In 2017, the World Cinema Project, in collaboration with the Cineteca di Bologna and L’Immagine Ritrovata laboratory, completed a meticulous 4K restoration of Taipei Story . The project also involved Hou Hsiao‑hsien, who not only co‑wrote the film but also oversaw the restoration. The restored version was released as part of Martin Scorsese’s World Cinema Project No. 2 box set by the Criterion Collection, making the film available for the first time on Blu‑ray and digital platforms. This restoration is not merely a technical upgrade; it is an act of cultural preservation, ensuring that Yang’s nuanced depiction of Taipei—its humidity, its neon glow, its quiet desperation—can be experienced as he intended.

The story of Taipei Story and the Internet Archive is a reminder of the different layers of digital preservation. While the Internet Archive cannot and should not be used as a primary source for streaming copyrighted major studio films, it serves an invaluable purpose in preserving the literature and discourse around them. For scholars and curious viewers, archive.org is the place to explore the film's critical past.

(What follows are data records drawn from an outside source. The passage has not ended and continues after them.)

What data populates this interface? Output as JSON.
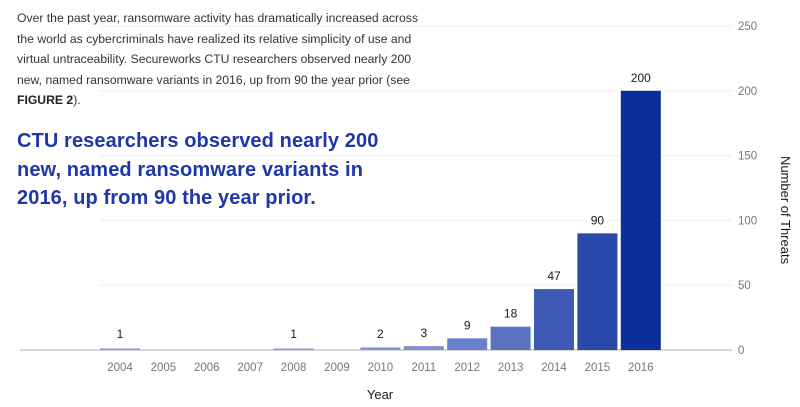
{
  "intro": {
    "text": "Over the past year, ransomware activity has dramatically increased across the world as cybercriminals have realized its relative simplicity of use and virtual untraceability. Secureworks CTU researchers observed nearly 200 new, named ransomware variants in 2016, up from 90 the year prior (see ",
    "figure_ref": "FIGURE 2",
    "text_end": ")."
  },
  "callout": {
    "text": "CTU researchers observed nearly 200 new, named ransomware variants in 2016, up from 90 the year prior."
  },
  "colors": {
    "callout": "#1f37a8",
    "bar_light": "#8c9fd8",
    "bar_dark": "#0a2e9c"
  },
  "chart_data": {
    "type": "bar",
    "title": "",
    "xlabel": "Year",
    "ylabel": "Number of Threats",
    "categories": [
      "2004",
      "2005",
      "2006",
      "2007",
      "2008",
      "2009",
      "2010",
      "2011",
      "2012",
      "2013",
      "2014",
      "2015",
      "2016"
    ],
    "values": [
      1,
      0,
      0,
      0,
      1,
      0,
      2,
      3,
      9,
      18,
      47,
      90,
      200
    ],
    "data_labels": [
      "1",
      "",
      "",
      "",
      "1",
      "",
      "2",
      "3",
      "9",
      "18",
      "47",
      "90",
      "200"
    ],
    "ylim": [
      0,
      250
    ],
    "yticks": [
      0,
      50,
      100,
      150,
      200,
      250
    ],
    "ytick_side": "right",
    "grid": true,
    "legend": "none"
  }
}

For the waishengren (mainlander descendants) who live in a perpetual state of diasporic anxiety, the archive offers a stable, if pixelated, homeland. For the younger Gen Z coders, it is a weird, retro curiosity. But for the rest of us, it is a memorial. Taipei Story is legendary not only for its

Released in 1985, Taipei Story (Qingmei Zhuma) is often overshadowed by Yang’s later masterpieces, A Brighter Summer Day (1991) and Yi Yi (2000). The film follows Lung (Hou Hsiao-hsien), a former Little League baseball star turned struggling businessman, and Chin (Tsai Chin), a modern woman trapped between tradition and consumerism. Criticized at its premiere for its bleak tone, the film became a cult artifact—available for decades only through murky VHS bootlegs and poor DVD rips.

So, if you type "Taipei Story" into the Internet Archive's search bar, what will you find? You will not find the film itself for streaming, as it remains under strict copyright, actively licensed for streaming on services like The Criterion Channel and for digital purchase on platforms like Apple TV and Amazon Prime. However, what the Internet Archive does offer is something arguably just as valuable for students and historians: a permanent, free-to-access repository of the film's critical history.